- Shahyeri / Sarinshen
- Coordinates: 39°30′31″N 46°59′00″E﻿ / ﻿39.50861°N 46.98333°E
- Country: Azerbaijan
- District: Khojavend

Population (2015)
- • Total: 15
- Time zone: UTC+4 (AZT)

= Şahyeri =

Shahyeri (Şahyeri) or Sarinshen (Սարինշեն) is a village in the Khojavend District of Azerbaijan, in the disputed region of Nagorno-Karabakh. The village had an ethnic Armenian-majority population prior to the 2020 Nagorno-Karabakh war, and also had an Armenian majority in 1989.

== History ==
During the Soviet period, the village was part of the Hadrut District of the Nagorno-Karabakh Autonomous Oblast. After the First Nagorno-Karabakh War, the village was administrated as part of the Hadrut Province of the breakaway Republic of Artsakh. The village came under the control of Azerbaijan during the 2020 Nagorno-Karabakh war.

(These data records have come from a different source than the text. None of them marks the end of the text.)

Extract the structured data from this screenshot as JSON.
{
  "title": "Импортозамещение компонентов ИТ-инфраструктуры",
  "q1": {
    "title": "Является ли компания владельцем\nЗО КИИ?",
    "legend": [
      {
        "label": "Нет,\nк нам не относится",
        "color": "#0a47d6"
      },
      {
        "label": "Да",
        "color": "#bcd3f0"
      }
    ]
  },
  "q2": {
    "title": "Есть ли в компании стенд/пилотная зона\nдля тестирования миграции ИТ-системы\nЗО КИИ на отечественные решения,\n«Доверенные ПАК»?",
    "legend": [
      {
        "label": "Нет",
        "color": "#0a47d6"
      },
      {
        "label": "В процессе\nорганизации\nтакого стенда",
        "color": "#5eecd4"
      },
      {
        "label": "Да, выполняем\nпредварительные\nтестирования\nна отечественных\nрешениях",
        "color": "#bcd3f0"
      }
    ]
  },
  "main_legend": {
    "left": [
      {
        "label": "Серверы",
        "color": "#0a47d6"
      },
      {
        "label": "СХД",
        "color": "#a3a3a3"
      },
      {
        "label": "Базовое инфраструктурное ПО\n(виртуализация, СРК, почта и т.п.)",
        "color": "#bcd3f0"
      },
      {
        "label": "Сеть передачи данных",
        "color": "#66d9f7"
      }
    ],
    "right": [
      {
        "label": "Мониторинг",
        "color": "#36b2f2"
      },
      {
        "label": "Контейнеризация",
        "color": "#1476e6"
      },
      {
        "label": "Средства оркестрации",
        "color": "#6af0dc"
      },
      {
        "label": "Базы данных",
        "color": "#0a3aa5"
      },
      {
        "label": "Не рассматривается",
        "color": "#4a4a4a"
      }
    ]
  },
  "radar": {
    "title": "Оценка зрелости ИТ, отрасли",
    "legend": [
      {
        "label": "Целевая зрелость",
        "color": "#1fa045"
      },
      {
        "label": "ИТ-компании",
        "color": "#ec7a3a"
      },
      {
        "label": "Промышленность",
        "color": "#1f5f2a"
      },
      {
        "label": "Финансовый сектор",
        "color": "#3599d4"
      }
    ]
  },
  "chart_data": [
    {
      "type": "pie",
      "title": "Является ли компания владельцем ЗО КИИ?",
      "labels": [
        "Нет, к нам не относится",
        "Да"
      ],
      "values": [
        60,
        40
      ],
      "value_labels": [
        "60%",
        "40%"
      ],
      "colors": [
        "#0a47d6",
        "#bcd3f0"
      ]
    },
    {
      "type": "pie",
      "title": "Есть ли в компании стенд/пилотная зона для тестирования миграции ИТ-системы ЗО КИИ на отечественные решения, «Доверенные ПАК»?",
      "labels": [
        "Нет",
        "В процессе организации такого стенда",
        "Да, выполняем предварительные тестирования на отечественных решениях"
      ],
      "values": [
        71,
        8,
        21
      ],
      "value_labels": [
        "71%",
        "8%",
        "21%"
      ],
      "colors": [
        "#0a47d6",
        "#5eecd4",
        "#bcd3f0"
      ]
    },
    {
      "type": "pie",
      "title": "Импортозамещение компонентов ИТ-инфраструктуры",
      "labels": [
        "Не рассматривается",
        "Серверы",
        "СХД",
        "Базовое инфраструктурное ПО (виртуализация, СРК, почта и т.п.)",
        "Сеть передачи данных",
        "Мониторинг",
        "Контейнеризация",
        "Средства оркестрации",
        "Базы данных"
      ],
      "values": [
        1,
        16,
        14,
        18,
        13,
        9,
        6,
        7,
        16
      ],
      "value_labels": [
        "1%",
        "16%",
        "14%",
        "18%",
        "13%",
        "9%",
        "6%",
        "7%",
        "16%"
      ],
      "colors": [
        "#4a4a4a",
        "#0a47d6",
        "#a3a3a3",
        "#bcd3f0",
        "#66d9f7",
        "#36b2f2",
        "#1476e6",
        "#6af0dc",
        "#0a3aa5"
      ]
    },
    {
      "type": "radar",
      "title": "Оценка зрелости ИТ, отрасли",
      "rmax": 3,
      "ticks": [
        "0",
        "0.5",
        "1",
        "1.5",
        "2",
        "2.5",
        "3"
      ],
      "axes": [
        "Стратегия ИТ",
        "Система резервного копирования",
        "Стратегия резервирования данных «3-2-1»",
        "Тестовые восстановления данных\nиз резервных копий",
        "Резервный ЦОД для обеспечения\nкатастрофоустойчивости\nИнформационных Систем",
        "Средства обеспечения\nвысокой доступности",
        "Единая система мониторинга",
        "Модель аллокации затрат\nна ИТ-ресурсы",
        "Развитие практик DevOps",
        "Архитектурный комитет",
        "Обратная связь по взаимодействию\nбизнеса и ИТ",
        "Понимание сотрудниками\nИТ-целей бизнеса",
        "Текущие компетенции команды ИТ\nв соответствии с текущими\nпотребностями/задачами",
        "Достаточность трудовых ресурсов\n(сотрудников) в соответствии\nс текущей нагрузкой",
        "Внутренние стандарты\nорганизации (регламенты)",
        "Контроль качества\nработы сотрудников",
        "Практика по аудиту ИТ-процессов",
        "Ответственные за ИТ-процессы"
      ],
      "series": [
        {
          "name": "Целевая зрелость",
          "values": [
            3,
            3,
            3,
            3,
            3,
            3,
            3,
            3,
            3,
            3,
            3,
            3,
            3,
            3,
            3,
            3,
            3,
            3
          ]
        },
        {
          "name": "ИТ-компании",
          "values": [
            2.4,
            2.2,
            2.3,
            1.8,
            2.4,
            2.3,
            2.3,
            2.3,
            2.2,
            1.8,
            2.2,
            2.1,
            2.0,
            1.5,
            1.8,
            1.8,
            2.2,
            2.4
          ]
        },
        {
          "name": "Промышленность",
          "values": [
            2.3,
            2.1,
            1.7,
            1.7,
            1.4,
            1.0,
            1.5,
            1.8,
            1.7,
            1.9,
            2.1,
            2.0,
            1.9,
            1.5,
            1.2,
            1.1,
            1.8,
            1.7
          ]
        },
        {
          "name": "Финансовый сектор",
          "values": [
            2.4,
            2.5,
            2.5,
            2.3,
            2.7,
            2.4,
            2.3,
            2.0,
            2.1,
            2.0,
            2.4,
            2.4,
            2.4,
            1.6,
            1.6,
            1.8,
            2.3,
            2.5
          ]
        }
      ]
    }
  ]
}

== Historical heritage sites ==
Historical heritage sites in and around the village include khachkars, tombstones, the spring monument of Verin (Վերին, lit. 'upper'), and the 19th-century church of Surb Astvatsatsin (Սուրբ Աստվածածին, lit. 'Holy Mother of God').

== Demographics ==
The village had 27 inhabitants in 2005, and 15 inhabitants in 2015.